Et oui faut bien vivre ma bonne dame.

 

"Ah ah tu vas puer la frite! Aller, je passerais tu m'offriras un burger!". Honnêtement, est-ce que cette personne s'imagine réellement être la première et la dernière? Encore un mystère humain à percer...

Pour les braves point de pitié.

Travailler à MacDo ça se pait. N'être plus une personne mais un archétype. Le petit boulot pourri par excellence, celui que personne ne veut faire, qui fait peur (si tu travailles mal tu seras caissière ou tu travailleras au MacDO gniark gniark!) et totalement dévalorisé socialement. Même pas un peu de compassion ou au moins de compréhension.
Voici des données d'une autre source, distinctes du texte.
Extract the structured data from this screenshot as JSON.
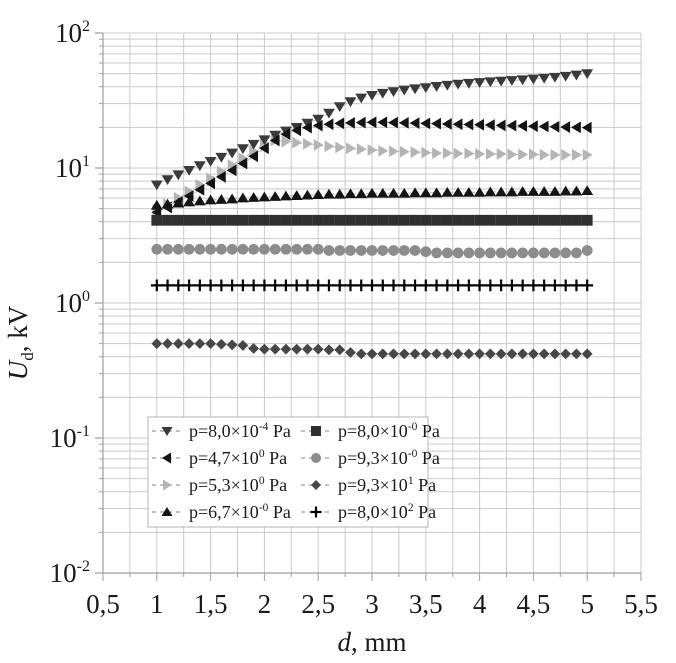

Non tant pis pour toi, tu t'es vendu, te voilà petit soldat de la grande machine, toi même transformer en machine d'ailleurs, un petit rouage qui plonge des frites et répéte, répéte... Normal? Maxi? Frites? Coca? Mayo? Ketchup? Mon poing dans ta gueule? 

 

"Enfin quand même à Bac+5, finir au MacDo!"

Alors oui, je cherche un autre travail mais moi qui croyait vivre dans une société encorageant l'effort et le mérite... Point! Méprise! Voilà que j'apprends que je devrais me la couler douce et dépenser l'argent virtuel que me confère la possession de mon suprême grade universitaire.

J'entends "Mais Pourquoi?". C'est vrai ça pourquoi travailler ? Pourquoi???

Tout mon entourage, famille comprise, dévoila donc sa face anarchiste libertaire anti-travail. Si seulement j'avais su! Voila qui m'en bouche un coin et me fit réfléchir.

 

Faudrait-il vraiment boycotter MacDo? Certes, servir le grand capital c'est mal. Soit. J'entends bien. Mais que faire quand salement on a besoin vite d'un petit travail?

 

C'est donc sur ces premières réflexions que j'entamais ma première semaine.

Et continuais la seconde.

Quand j'ai signé mon contrat je me suis dit "un mois pas plus". Maso oui! Mais quand même... Juste assez pour pas finir interdit bancaire sans vendre totalement mon âme au diable. J'ai rechigné à signer un papier qui disait me fournir mon uniforme (car il en manquait la moitié) et demandé à lire la convention collective parce que bon...Question de principe. Je me vends certes mais avec panache! On va pas se laisser faire hein!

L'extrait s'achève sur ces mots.